# fancy guppies & red wag bothering sunset platies



## Maxfrm (Jun 28, 2007)

I have 3 sunset platies being bothered constantly buy 6 red wag's platies & 8 fancy guppies.  I put the sunset's in a breeder net & everything seem to calm down for a week. I just got done with the weekly water change & there back at it again. I do not want the sunset's to get stressed. what should I do I have them in a 90 gallon tank???  thank you for any information given


----------



## Zoe (Feb 26, 2006)

The red wag platies sound like males, and the 3 sunsets are probably females. Male livebearers are notoriously oversexed and will pester females.
Either swap the males for females, or get more females.
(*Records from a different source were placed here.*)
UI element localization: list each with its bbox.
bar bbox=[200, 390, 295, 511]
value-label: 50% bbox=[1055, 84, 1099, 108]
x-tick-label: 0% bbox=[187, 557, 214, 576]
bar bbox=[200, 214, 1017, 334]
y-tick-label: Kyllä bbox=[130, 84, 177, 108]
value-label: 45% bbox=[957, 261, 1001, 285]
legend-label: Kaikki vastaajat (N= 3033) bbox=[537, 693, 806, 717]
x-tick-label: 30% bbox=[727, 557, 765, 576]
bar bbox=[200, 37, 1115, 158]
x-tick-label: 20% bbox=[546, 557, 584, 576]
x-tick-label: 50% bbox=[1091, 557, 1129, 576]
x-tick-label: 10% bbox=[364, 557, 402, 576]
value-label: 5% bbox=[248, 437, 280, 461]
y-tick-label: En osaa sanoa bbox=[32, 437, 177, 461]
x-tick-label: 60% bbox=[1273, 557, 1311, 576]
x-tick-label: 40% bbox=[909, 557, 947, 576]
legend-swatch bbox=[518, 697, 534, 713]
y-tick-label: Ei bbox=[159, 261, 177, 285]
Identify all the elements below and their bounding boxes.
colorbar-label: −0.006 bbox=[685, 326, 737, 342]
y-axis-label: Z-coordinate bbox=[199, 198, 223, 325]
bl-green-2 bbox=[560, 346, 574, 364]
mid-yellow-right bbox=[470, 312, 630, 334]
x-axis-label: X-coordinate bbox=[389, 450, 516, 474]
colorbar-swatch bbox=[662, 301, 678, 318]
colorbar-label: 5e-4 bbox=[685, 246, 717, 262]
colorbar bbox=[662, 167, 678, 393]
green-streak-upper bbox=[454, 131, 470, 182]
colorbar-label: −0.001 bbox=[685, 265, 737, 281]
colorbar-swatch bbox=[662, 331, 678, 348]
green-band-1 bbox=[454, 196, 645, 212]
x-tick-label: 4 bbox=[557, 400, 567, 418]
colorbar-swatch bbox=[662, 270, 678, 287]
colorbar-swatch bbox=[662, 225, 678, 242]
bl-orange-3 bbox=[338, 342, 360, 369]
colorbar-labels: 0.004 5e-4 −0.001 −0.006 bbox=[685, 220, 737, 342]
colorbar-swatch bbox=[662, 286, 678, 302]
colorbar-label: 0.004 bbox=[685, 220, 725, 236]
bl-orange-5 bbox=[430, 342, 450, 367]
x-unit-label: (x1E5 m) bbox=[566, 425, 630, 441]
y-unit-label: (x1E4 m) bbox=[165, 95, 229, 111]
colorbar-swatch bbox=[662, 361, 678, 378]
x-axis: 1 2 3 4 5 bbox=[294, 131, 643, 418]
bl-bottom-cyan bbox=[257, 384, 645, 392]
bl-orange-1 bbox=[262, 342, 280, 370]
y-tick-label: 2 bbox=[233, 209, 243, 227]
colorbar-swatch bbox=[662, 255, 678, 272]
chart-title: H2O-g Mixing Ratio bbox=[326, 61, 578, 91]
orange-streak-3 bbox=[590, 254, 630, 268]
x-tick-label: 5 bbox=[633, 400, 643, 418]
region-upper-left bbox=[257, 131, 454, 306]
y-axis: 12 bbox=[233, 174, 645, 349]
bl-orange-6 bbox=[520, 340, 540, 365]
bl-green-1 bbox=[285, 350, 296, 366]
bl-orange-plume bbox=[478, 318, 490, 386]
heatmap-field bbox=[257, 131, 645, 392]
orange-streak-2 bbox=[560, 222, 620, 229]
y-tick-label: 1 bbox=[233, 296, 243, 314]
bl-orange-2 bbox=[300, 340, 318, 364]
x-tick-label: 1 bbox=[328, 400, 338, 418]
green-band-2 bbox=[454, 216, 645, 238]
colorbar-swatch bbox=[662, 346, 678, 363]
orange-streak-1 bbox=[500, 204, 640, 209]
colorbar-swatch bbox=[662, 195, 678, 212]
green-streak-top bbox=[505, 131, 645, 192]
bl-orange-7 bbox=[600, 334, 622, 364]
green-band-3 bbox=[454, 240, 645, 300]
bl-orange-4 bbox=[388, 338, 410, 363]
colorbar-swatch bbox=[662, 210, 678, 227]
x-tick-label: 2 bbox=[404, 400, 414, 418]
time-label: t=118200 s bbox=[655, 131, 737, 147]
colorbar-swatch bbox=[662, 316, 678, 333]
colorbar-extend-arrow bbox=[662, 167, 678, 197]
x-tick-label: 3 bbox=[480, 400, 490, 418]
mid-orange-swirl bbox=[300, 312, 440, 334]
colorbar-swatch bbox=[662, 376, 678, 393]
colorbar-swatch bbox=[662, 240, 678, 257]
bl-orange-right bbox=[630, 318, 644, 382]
If you have a 1 male for 2 female ratio, it spreads out the love, and the females don't get pestered too much.


----------



## Maxfrm (Jun 28, 2007)

Ok thatnk you for the info but why would the guppies bother the sunsets?


----------



## Zoe (Feb 26, 2006)

If they're males, it's quite possible that they're looking for a little inter-species action.


----------



## Christine (Nov 4, 2005)

I have a male guppy that chases my female bettas around trying to "hit" them. They definitely arent picky!


----------



## Maxfrm (Jun 28, 2007)

I went to the local fish store & picked up 6 new female guppies & 4 female platies. hope this works


----------



## mousey (Jan 18, 2005)

Be prepared for the tons of new fry you are going to get!!


----------